The History and Legacy of Muslims in the Caribbean

Beginning the Dialogue: Reflections on the International Symposium

The International Symposium on the History and Legacy of the Muslims in the Caribbean, beautifully hosted at the Arthur Chung Conference Centre in Guyana from September 4-6, 2023, by the Organization of Islamic Cooperation (OIC), Research Centre for Islamic History, Art and Culture (IRCICA), the Government of Guyana and the University of Guyana, brought together academics, activists, and religious representatives to discuss Muslims in the region. Topics included the presence, identities, and practices of Muslims in Trinidad, Guyana, Suriname, Columbia and elsewhere. It reflected a partnership between the Muslim world as represented by the OIC and IRCICA with the Caribbean. The Symposium was marked most notably by the passionate speech made by Dr. Mohamed Irfaan Ali, President of Guyana, on the longstanding history of Muslims in the Caribbean beginning in the period of enslavement through the indentureship period and into our contemporary times.

IRCICA President Ali

His Excellency Dr. Mohamed Irfaan Ali, President of Guyana, and Director General of IRCICA, Prof. Mahmud Erol Kılıç

The symposium – the first of its kind in the region – significantly brought oral histories and lived experiences in conversation with scholarship. It shed light on a number of ways in which Muslim identity was and is sustained in the Caribbean – through a Lebanese village in Maicao in Columbia, the influence of the Libyan Charge D’Affaires to Guyana, Ahmad Ehwas, on Muslim identity formation in Guyana, economic development of the Javanese Muslims, and through celebrations like Tajdah and Muslim devotional music in Trinidad and Guyana. It highlighted the work done by activists in the region to establish mosques in Haiti, Guyana, and Trinidad. It drew attention to how Muslim youth are continuing to claim spaces, such as Trinidadian Muslim youth participation in cricket. Most significantly, it challenged what is often the erasure of Muslim identities and experiences in the documentation of the Caribbean region.

While the import of this being the first conference of its kind in the region cannot be understated, the tension that unfolded between the politics of identity and religion in Guyana versus the academic discussion of Islam in the Caribbean is critical to note as it informed much of the conversations of the symposium. In spite of the limited number of in-person attendees from within the country and region, there was still great diversity of perspectives reflected both in the papers as well as the discussions. The conversations brought a number of key matters in the region to the foreground: politics between religious organizations, the need for access to Muslim banks, mental health challenges amongst Muslim youth, and more. It highlighted areas of interest for the region and drew attention to heavily understudied topics, such as race, ethnicity and gender, for which more robust conversations are needed. The symposium particularly highlighted the need to explore nuances of Muslim identities and experiences in the region, such as ethnic tensions that coloured much of the twentieth century, gender politics that continue to play out today, Indigenous identities and partnerships, intersectional discussions of how multiple expressions of these identities work together, and more. 

IRCICA Participants 1

Participants of the conference with His Excellency Dr. Mohamed Irfaan Ali, President of Guyana, and Director General of IRCICA, Prof. Mahmud Erol Kılıç amongst others.
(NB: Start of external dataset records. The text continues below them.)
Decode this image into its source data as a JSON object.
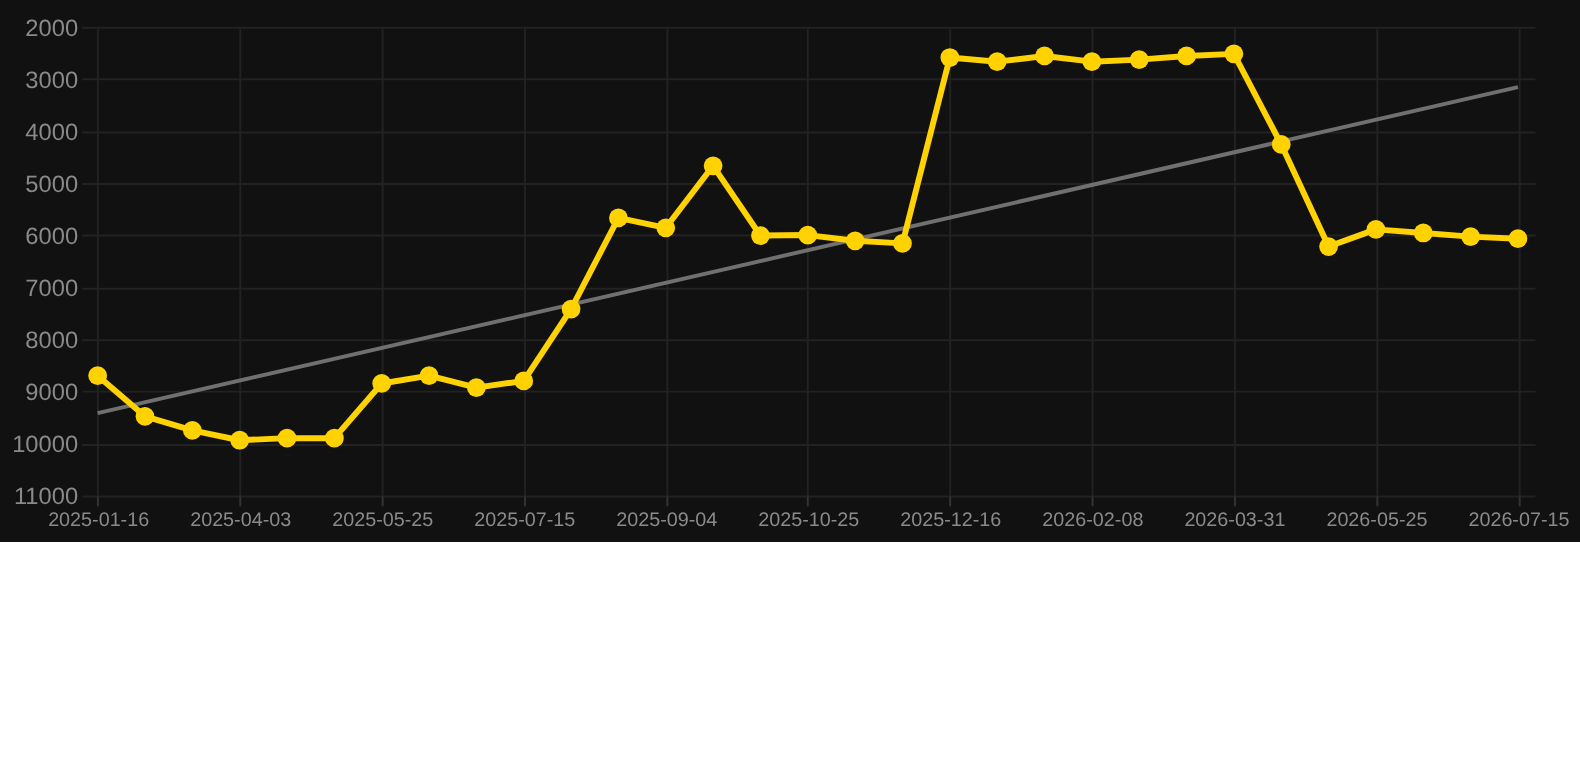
{
  "chart_data": {
    "type": "line",
    "categories": [
      "2025-01-16",
      null,
      null,
      "2025-04-03",
      null,
      null,
      "2025-05-25",
      null,
      null,
      "2025-07-15",
      null,
      null,
      "2025-09-04",
      null,
      null,
      "2025-10-25",
      null,
      null,
      "2025-12-16",
      null,
      null,
      "2026-02-08",
      null,
      null,
      "2026-03-31",
      null,
      null,
      "2026-05-25",
      null,
      null,
      "2026-07-15"
    ],
    "series": [
      {
        "color": "#ffd200",
        "marker": "circle",
        "values": [
          8700,
          9480,
          9750,
          9940,
          9900,
          9900,
          8850,
          8700,
          8930,
          8800,
          7420,
          5670,
          5860,
          4670,
          6010,
          6000,
          6110,
          6160,
          2590,
          2670,
          2560,
          2670,
          2630,
          2560,
          2520,
          4260,
          6220,
          5890,
          5960,
          6030,
          6070
        ]
      },
      {
        "type": "line",
        "color": "#707070",
        "marker": "none",
        "values": [
          9420,
          null,
          null,
          null,
          null,
          null,
          null,
          null,
          null,
          null,
          null,
          null,
          null,
          null,
          null,
          null,
          null,
          null,
          null,
          null,
          null,
          null,
          null,
          null,
          null,
          null,
          null,
          null,
          null,
          null,
          3160
        ]
      }
    ],
    "ylim": [
      11000,
      2000
    ],
    "yticks": [
      2000,
      3000,
      4000,
      5000,
      6000,
      7000,
      8000,
      9000,
      10000,
      11000
    ],
    "grid": true
  }
}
These areas of discussion are necessary for a holistic discussion, but without undermining the strengths of the individuals who have built communities and reimagined their Muslim identities as states established themselves in the post-colonial period. Further dialogue is particularly necessary not just to document this legacy, but to support the ongoing work of Caribbean scholars and peoples in addressing contemporary challenges of the region. Discussions of experiences related to gender can inform ongoing work in the region to address domestic abuse, for example. Understanding the nuances of religious identity formation in the region can support better awareness of how youth are reimagining their identities as Muslims in the Caribbean. Reflecting the dynamics of ethnic relations in the twentieth century offers the possibility of understanding how multi-ethnic, multi-religious, multi-racial spaces like Guyana and Trinidad evolved and where lessons can be learned for how to move forward in a good way.

These future conversations cannot be centred on the perspectives of foreign scholars and activists, however, but require partnerships with communities in the region and ideally their leadership and voices centered in the discussion. That extends beyond leaders of the religious organizations – albeit who play an important role – and into the individuals of the organizations and outside of them, and particularly youth and women. 

IRCICA FullSession

Participants of the Conference

The symposium began a process of bringing issues on the minds of those in the region to the foreground and giving those issues a voice. It was very much a starting place for what needs to be a much broader, more robust, regionally representative, and more inclusive dialogue on the legacies, diversity of identities and practices, and successes and needs of Muslims in the Caribbean. It challenges locals, scholars, activists, and faith practitioners in the region to connect the discussions at the symposium with the contemporary Muslim experiences, make meaning of the findings, and chart a path forward.